>> I have many family from New England, Mayflower ancestors and many others who came early to this country. There are many cases of multiple marriage records available on Ancestry from those times. <<
Your ancestry is far from unique in having boatloads of ancestors, some with multiple marriages.
>> Sometimes, as many as 10 records for *each* person in the couple<<
I had a peak at some of the *records* (Ancestry Member Trees, Millennium File, U.S. and International Marriage Records, to name a few), you're using and linking to your tree. Learning how to evaluate the good, the bad and the junk (see above) sources should be at the top of every beginners' list of things to do.

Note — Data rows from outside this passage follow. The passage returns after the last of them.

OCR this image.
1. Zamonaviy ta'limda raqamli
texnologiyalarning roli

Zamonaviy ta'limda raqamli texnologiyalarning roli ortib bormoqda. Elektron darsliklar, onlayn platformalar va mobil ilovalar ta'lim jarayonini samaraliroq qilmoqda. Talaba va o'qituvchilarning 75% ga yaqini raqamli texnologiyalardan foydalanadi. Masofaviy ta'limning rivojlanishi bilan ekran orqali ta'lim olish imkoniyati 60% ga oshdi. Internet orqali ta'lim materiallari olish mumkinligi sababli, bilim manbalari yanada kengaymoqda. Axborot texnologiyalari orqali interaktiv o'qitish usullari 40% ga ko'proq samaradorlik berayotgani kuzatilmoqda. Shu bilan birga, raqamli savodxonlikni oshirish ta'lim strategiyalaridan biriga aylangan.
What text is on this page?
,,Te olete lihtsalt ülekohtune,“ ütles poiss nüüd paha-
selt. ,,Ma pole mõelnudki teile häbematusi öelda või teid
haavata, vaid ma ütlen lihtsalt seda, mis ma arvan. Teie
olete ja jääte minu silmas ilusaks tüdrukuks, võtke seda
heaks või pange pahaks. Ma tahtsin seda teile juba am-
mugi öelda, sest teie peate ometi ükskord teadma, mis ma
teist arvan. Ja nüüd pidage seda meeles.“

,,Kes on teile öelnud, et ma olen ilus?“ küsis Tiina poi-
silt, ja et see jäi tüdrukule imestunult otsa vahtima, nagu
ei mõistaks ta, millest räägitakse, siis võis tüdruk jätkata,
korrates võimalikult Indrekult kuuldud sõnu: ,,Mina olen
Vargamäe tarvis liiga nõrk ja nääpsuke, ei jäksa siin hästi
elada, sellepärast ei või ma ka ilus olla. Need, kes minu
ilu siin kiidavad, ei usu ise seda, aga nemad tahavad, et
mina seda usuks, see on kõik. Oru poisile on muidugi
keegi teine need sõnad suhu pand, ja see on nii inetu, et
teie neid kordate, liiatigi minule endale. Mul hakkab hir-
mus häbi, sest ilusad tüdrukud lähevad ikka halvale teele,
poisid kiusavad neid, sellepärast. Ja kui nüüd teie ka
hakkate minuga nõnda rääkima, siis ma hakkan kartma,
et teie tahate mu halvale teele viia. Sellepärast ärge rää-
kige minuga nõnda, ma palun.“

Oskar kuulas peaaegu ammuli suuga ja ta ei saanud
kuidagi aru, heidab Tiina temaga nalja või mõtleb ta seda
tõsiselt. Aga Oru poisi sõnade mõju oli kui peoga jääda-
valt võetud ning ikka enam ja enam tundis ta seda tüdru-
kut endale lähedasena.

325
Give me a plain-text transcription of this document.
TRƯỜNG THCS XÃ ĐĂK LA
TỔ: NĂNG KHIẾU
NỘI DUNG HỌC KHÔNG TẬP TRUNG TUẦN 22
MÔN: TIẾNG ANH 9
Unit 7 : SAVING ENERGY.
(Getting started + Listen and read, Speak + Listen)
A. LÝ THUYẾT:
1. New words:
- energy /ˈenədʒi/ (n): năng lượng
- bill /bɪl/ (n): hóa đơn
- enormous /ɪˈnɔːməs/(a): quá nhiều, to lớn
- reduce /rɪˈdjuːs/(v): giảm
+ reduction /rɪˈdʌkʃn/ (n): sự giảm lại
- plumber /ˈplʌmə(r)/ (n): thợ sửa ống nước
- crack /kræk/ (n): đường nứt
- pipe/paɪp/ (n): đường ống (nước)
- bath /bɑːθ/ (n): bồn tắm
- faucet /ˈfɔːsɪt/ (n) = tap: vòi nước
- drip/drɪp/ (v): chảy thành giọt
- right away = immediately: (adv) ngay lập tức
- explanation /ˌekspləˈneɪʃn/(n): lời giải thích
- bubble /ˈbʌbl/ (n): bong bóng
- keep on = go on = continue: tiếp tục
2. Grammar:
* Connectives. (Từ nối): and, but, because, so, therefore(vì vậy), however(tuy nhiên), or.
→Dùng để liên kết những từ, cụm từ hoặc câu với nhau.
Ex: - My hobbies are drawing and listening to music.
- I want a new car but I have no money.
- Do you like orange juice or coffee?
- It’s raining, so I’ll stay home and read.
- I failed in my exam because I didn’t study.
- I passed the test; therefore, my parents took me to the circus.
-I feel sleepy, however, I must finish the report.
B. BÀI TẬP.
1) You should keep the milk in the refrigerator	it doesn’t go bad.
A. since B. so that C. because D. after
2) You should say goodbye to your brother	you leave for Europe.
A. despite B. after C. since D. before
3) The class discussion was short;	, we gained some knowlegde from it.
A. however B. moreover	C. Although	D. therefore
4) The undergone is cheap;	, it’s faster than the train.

>>Since you don't have the problem yourself, you don't seem to understand the situation<<
That's correct, I don't have a problem. I don't add data that can't be verified with solid evidence. That's a good genealogy practice and the first thing every beginner should learn. I understand plenty from reviewing your tree data.
>>I do add the marriages manually myself. However, when the records are updated from Ancestry's hints, they may attach to the right couple or marriage date, or they may not, which is why the difficulty and extra work involved. Then, to correct it, I have to check each one, recheck each person's updates and reset quite a few records just for one couple.<<
Again, each and every one of Ancestry's 1000's of db's DOES NOT REACT THE SAME WHEN LINKING, and they never will. This is not something that can made uniform without recoding every db's index, and that's never going to happen.
>>I don't "slap" data into my tree - you are making up a story of your own, not understanding the situation at all.<<
A 12,000+ tree with copied data, poor/no sourcing and one that dates back to the 13th century appears slapdash, though more careless than hasty (it takes a lot of time to add a bunch of junk, but even more to remove it). It also negates the solid data a tree might have.